In September, they spend $39,000 on lost time and $23,000 for travel and meals. We spent $70,000 more than we took in. Net cash worth was $414,000. (Figures rounded off)

We do need to send some people to attend certain conferences in order to play an active role in the labor movement beyond the walls of NUMMI. The problem is that a small number of people end up making the majority of the trips.
It is a problem that on the Executive Board we never discuss what our priorities should be. I think our priorities should be: 1) projects that benefit the membership, and 2) building solidarity with other unions on the front lines of the struggle.
We should prioritize things like holding democratic elections that everyone can easily participate in, the children's Christmas party that our Local has traditionally held, and education of the membership.
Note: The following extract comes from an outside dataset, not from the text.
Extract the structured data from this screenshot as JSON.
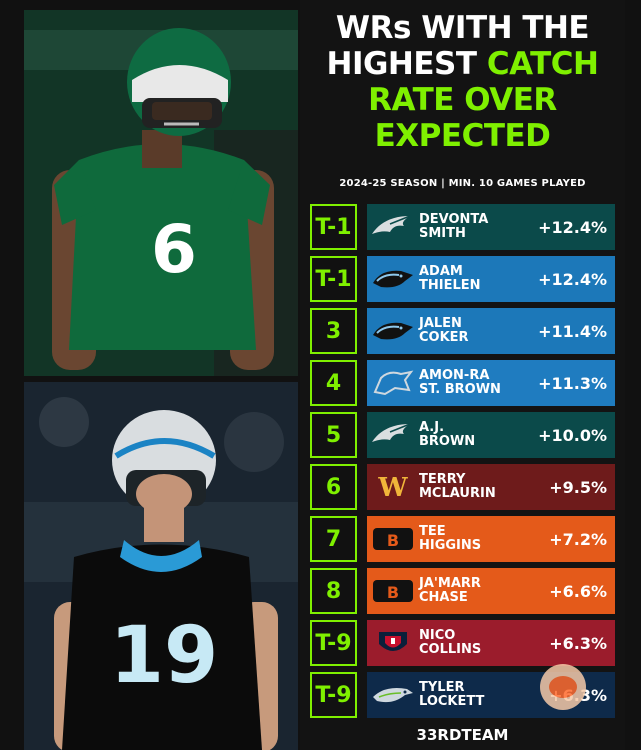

I have spoken with members of the Educational Committee who are very frustrated because they can't get the support of officials of our Local. The Recreation Committee, similarly, has met resistance to their proposal of a union picnic, which could bring us all together.
Instead of putting the priority on using our resources to benefit the membership, our union in-crowd wants to save all the money for trips, which they use as a way of building their political machine. If you ever make criticisms of the top leaders, or if you don't pass out leaflets for them or campaign for them, just watch, you will never get sent on a trip again.

Do you think this is right?

Caroline Lund

 

Mumia Abu-Jamal On Prisons

Mumia Abu-Jamal is a UAW member on death row. Our union is joining with many others in calling for a new trial for him because the trial he got was not fair. This is part of his message to the Million Family March held in Washington, D.C. last October:
"Look at our [African-American] present condition and you'll see not slavery but a legalized descendent, the prison industrial complex, there African-Americans and other people of color form a disproportionate percentage of those encased within the system.
"America, with something like 6% of the world's population, has over 24% of the world's prison population. With over 2 million men, women and juveniles in cages, perhaps most for non-violent drug offences, this America, which boasts of being the land of the free, is the prison house of nations, an empire built not on liberty but on repression.
"And once again, Angela Davis explains, prison construction is a very big business. Billions of dollars for prisons, while schools crumble and teachers bargain or beg for decent pay, billions of bucks for prisons, while homes and buildings crumble in Philadelphia and New York.
"What also crumbles are families, as children are separated from parents, as wives are separated from husbands, and people are separated from their communities. . . . ."

From the Internet

 

Ford Covered Up Defects

On Oct. 11, an Alameda County Judge ordered Ford to recall some 1.7 million vehicles that have a faulty ignition system which causes vehicles to unexpectedly stall.
He also ordered restitution to be paid to an estimated 3.5 million current and former owners of Ford vehicles. This is the first time a court has ordered such a recall.

The court found that Ford had knowingly installed the defective ignitions, and concealed the defects from consumers.
Ford has appealed the ruling, arguing that nobody died from the bad ignition systems yet, so it was not proved unsafe!